Pick two random values for $a$ and $b$ and compute the corresponding value of $c$. With a bit of trial and error you should be able to find integer values of $a$ and $b$ which yield an integer value for $c$.
Use the formulas to find the intersection of tangent lines corresponding to $a$ and $b$, $a$ and $c$, $b$ and $c$ to verify that they all intersect in the same point.
Note: There might be a simpler way, but this in one which is within the skill set of a high school student.
On
$\text{Here is another approach}\\ P(t,t^3)\\ \text{Tangent to} \ y=x^3 \ \text{ at P......(using point-slope form)} $ $$(y-t^3)=3t^2(x-t)$$ $\text{Let's say this passes through} \ H(X_0,Y_0) \\ \text{Cubic simplifies to}$ $$t^3-\frac{3X_0}{2}t^2+\frac{Y_0}{2}=0$$ $\text{Now for it to have 3 real solutions the product of ordinates of the turning points of this equation must be negative }$ $$f'(t)=3t^2-3X_0t$$ $\text{Turning points-}$ $$S\left(0,Y_0\right) \ and \ R\left(X_0,\frac{Y_0-{X_0}^3}{2}\right) $$ $\text{Hence region will be}$ $$Y_0\left(Y_0-X_0^3\right) \lt 0$$
If (as in the other answer) you find two different tangents for parameter values $a\neq b$ of the parametrization $(t,t^3),$ they intersect in $$(\frac23(a+b-\frac{ab}{a+b}),-2 a b (-\frac{ab}{a+b}))\quad (\star),$$ then you also find a third different tangent for $c=-\frac{ab}{a+b}$: $(\frac23 (a+b+c),- 2 a b c).$ You need the second question answered (see below) to conclude all points of the plane are on a tangent for $y-x^3=0,$ so the ones not of the form $(\star)$ have exactly one tangent to the curve through them. And $(\star)$ or $(\frac23(\frac{a^2+ab+b^2}{a+b}),2\frac{a^2b^2}{a+b})$ only fills the first quadrant below the curve and the third quadrant above the curve, as we can see by $$(\zeta-a)(\zeta-b)(\zeta-c)=\zeta^3-(a+b+c) \zeta^2+ (ab+ac+bc)\zeta-abc\\=\zeta^3-\frac32 x_0 \zeta^2+0\zeta+\frac12 y_0$$ having discriminant $$-27 y_0 (y_0-x_0^3),$$ and remembering that the discriminant is zero if and only if at least two roots are equal. If the coefficients are real numbers, and the discriminant is not zero, the discriminant is positive if the roots are three distinct real numbers, and negative if there is one real root and two complex conjugate roots (see wikipedia).

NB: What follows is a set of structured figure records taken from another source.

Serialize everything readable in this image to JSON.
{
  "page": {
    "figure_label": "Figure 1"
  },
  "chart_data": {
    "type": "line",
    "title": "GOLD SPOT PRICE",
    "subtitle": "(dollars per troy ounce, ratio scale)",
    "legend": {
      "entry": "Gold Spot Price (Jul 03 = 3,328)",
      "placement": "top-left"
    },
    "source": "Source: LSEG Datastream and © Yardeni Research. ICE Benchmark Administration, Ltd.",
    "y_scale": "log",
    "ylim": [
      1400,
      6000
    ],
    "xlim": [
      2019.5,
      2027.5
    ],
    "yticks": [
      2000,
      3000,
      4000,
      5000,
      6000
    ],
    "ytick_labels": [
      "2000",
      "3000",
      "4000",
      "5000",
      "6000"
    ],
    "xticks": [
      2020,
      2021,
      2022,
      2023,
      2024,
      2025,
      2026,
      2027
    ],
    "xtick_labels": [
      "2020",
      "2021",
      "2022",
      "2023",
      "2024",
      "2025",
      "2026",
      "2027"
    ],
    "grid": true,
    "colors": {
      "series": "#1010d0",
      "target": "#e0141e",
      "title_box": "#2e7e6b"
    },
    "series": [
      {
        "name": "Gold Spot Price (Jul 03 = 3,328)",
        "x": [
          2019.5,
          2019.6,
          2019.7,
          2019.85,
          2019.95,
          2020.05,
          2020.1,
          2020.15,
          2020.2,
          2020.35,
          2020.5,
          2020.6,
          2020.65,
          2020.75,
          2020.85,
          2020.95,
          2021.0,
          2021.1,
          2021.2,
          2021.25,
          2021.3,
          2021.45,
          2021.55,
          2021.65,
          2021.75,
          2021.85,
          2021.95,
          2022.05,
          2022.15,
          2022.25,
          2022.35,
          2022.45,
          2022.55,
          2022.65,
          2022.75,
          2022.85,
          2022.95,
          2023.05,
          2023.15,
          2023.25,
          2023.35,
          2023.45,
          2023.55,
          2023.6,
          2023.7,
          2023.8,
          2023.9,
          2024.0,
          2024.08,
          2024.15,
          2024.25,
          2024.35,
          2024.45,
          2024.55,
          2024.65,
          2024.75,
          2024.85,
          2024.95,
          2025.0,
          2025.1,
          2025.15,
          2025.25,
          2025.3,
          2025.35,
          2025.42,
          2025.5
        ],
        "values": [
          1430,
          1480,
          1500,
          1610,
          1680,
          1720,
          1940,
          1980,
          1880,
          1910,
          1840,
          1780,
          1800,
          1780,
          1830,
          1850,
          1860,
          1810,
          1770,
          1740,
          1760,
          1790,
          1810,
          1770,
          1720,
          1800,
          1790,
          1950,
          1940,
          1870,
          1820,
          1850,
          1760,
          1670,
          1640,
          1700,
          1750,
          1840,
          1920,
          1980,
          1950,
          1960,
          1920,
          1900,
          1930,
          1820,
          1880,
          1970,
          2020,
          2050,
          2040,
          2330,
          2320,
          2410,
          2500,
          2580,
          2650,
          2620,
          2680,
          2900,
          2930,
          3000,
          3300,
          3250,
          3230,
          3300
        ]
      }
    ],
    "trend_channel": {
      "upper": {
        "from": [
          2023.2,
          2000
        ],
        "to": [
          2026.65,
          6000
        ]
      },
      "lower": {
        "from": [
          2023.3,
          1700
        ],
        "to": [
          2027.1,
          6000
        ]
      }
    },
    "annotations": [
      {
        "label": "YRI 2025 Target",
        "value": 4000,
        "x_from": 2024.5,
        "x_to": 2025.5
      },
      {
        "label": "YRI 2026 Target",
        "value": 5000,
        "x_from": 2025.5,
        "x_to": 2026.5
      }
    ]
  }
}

For the second question: For $y = ax^3 + bx^2 + cx + d$ the tangent at $(t,at^3 + bt^2 + ct + d)$ is $y-(3at^2+2bt+c)x+2at^3+bt^2-d=0$ i.e. for a given $(x_0,y_0)$ we get $x = x_0, 0 = -2at^3+(3x_0a-b)t^2+2x_0bt+d+x_0c-y_0=p(t)$ we only need the existence of a root and since this is a degree three polynomial in $t$ we always find a parameter value for which there is a tangent though $(x_0,y_0)$ by the MVT and the fact that for sufficiently big values of $R,$ $p$ has different sign of the values $p(-R)$ and $p(R)$.